Third: we know how to compute the Riemann tensor if we are given the metric tensor, by a kind of differentiation. Going the other way, we'd expect to be able to find the metric tensor from the Riemann tensor. Suppose you'd never seen the standard line element expressing the Schwarzschild vacuum solution to the EFE. If I gave you the (20? 21?) linearly independent components of the Riemann tensor, could you in principle deduce the metric tensor? Would the answer be, in a suitable sense taking account of gauge freedom, unique? Put in other words, do curvature, connection, and metric describe completely equivalent geometric information? (Compare: do the field three-vectors and potential four-vector in Maxwell's theory contain completely equivalent information?)

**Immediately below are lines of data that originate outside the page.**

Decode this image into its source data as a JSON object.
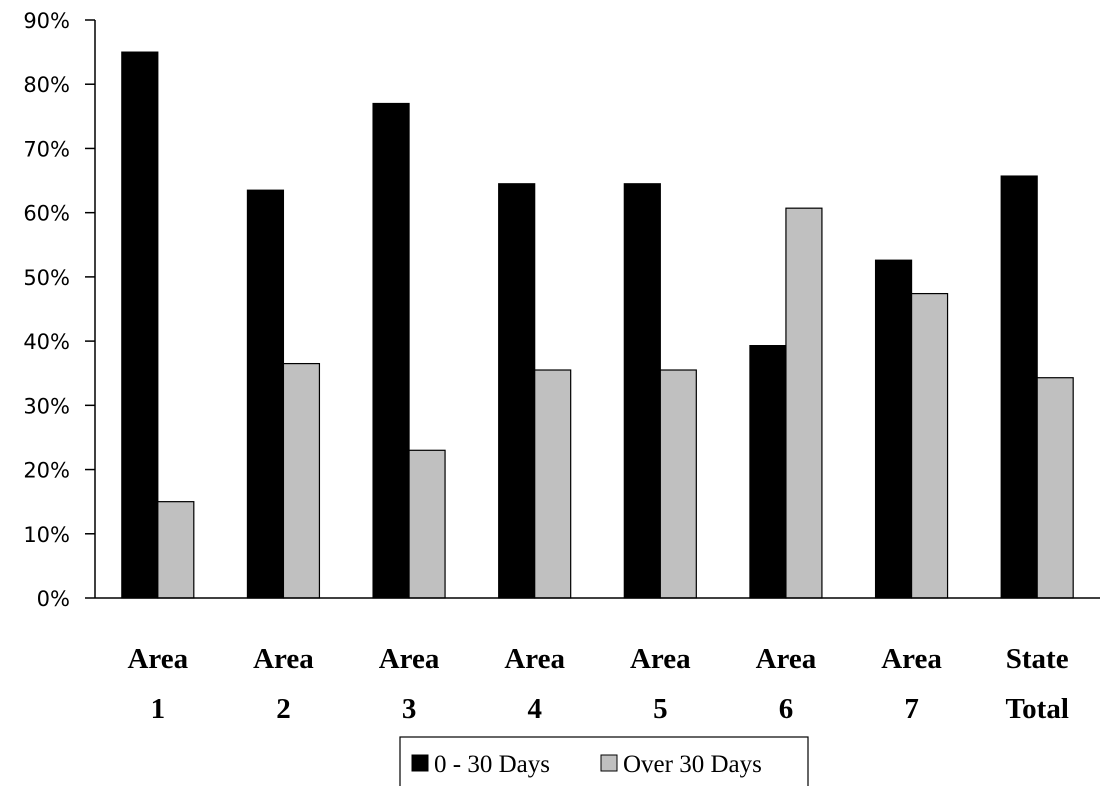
{
  "chart_data": {
    "type": "bar",
    "title": "",
    "xlabel": "",
    "ylabel": "",
    "categories": [
      [
        "Area",
        "1"
      ],
      [
        "Area",
        "2"
      ],
      [
        "Area",
        "3"
      ],
      [
        "Area",
        "4"
      ],
      [
        "Area",
        "5"
      ],
      [
        "Area",
        "6"
      ],
      [
        "Area",
        "7"
      ],
      [
        "State",
        "Total"
      ]
    ],
    "series": [
      {
        "name": "0 - 30 Days",
        "color": "#000000",
        "values": [
          85,
          63.5,
          77,
          64.5,
          64.5,
          39.3,
          52.6,
          65.7
        ]
      },
      {
        "name": "Over 30 Days",
        "color": "#c0c0c0",
        "values": [
          15,
          36.5,
          23,
          35.5,
          35.5,
          60.7,
          47.4,
          34.3
        ]
      }
    ],
    "ylim": [
      0,
      90
    ],
    "yticks": [
      "0%",
      "10%",
      "20%",
      "30%",
      "40%",
      "50%",
      "60%",
      "70%",
      "80%",
      "90%"
    ],
    "grid": false,
    "legend_position": "bottom-center"
  }
}
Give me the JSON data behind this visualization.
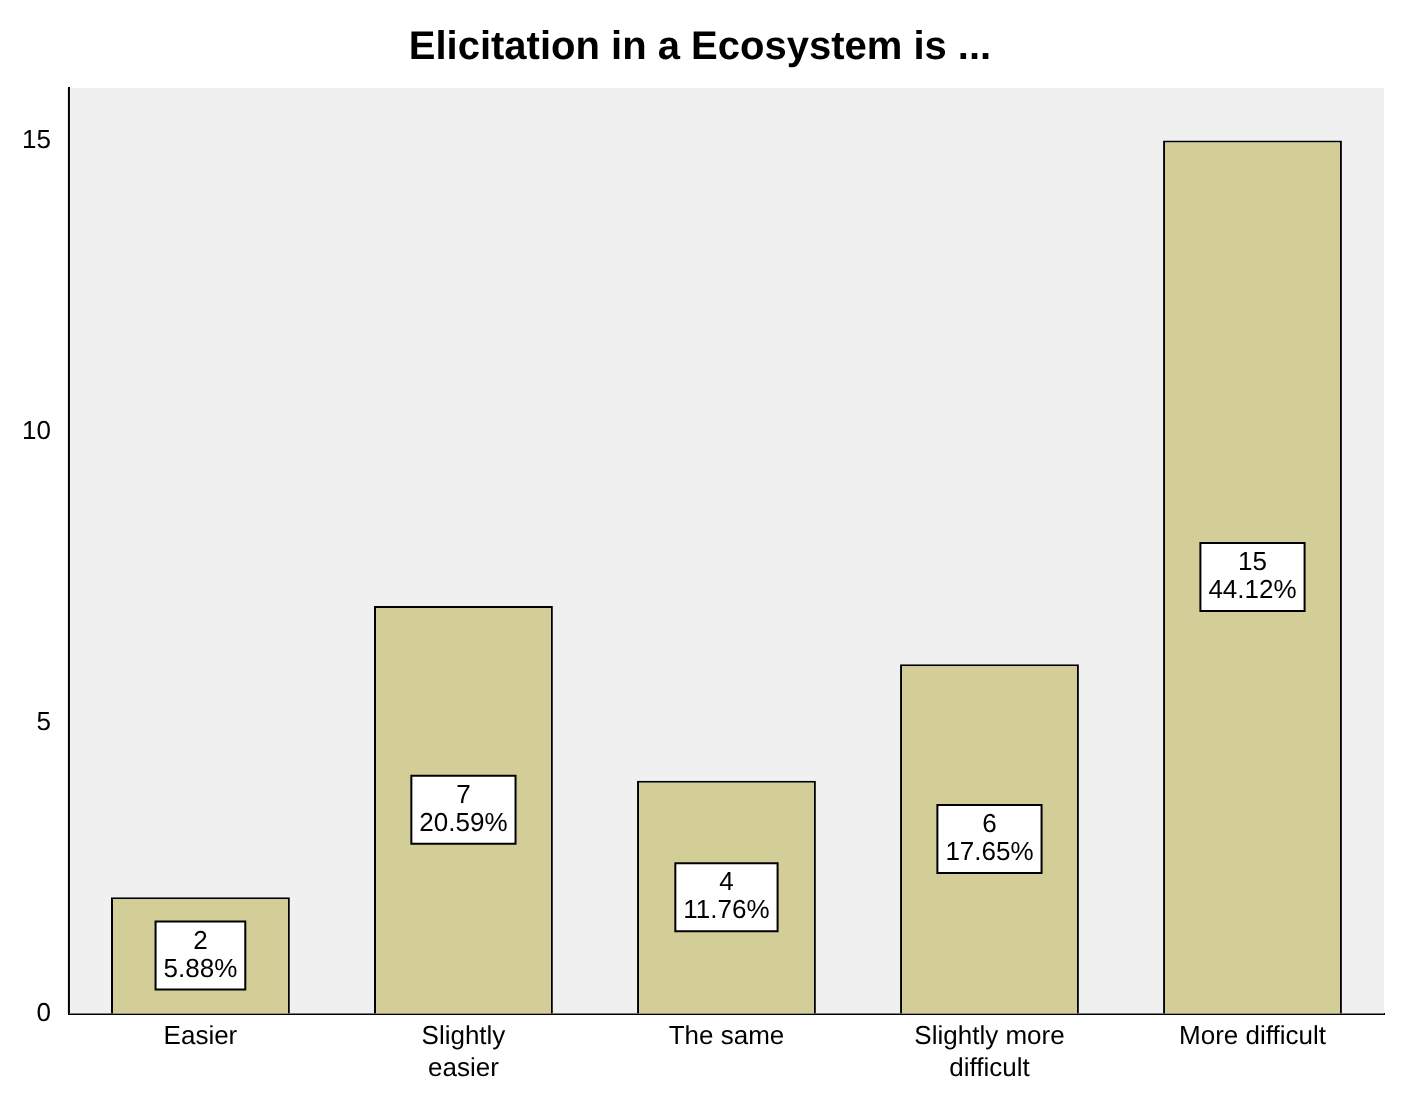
{
  "chart_data": {
    "type": "bar",
    "title": "Elicitation in a Ecosystem is ...",
    "categories": [
      "Easier",
      "Slightly easier",
      "The same",
      "Slightly more difficult",
      "More difficult"
    ],
    "values": [
      2,
      7,
      4,
      6,
      15
    ],
    "value_labels": [
      "2\n5.88%",
      "7\n20.59%",
      "4\n11.76%",
      "6\n17.65%",
      "15\n44.12%"
    ],
    "color": "#d3ce97",
    "ylim": [
      0,
      15.9
    ],
    "yticks": [
      0,
      5,
      10,
      15
    ],
    "grid": false,
    "legend": false
  }
}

I don't plan to answer these questions in PF since I have promised to do that in another forum, but I will try to remember to provide a link here. But they are good questions and I invite forum members to try to think of good answers. We just had a thread on a classroom discussion for (as I guessed) junior high schoolers; these questions would make good discussion questions for a solid graduate level course in gtr! (That's another reason why I plan to give a link to a discussion elsewhere; these questions are probably a bit too sophisticated for discussion in PF.)
(Incidently, I consider it somewhat scandalous that AFAIK no gtr textbooks even mention these problems, which are clearly fundamental. But I soften that judgement by recognizing the near-impossibility of cramming even the basics into a reasonable one year course, much less a one-semester course, even at the fast paced graduate level. Still it seems useful to sometimes point out that even MTW attemped to cover only the first two thirds or so to an adequate introduction to a serious study of gtr. There outta be a book, called simply "Track Three"!)
To avoid possible confusion, I should stress that good answers are known. To avoid violating the constitutional proscription on cruel and unusual punishment, in case anyone gets hooked, then stuck, I should cite one of my favorite papers, "Counting solutions of Einstein's equations", by S. T. C. Siklos, Class. Quantum Grav. 13 (1996): 1931-1948, which addresses the first two questions. For some hints on the third group, try http://mathworld.wolfram.com/MetricEquivalenceProblem.html
(Warning! Counting invariants does not suffice, in the case of Lorentzian manifolds; the standard counterexample is this: all invariants to all orders vanish for all pp-waves, but there are zillions of distinct pp-wave spacetimes.)
It is delightful to end by noting that when Einstein said, "a theory should be as simple as possible, but no simpler", he had in mind a very simple and elementary notion for comparing the "richness" of physical theories, on which Siklos's paper is based! Einstein's idea seems to have arisen in the context of comparing the "richness" of Nordstrom's theory with Newtonian gravitation and Maxwell's theory, c. 1913. What landmark prediction did he narrowly miss deducing from "counting" alone?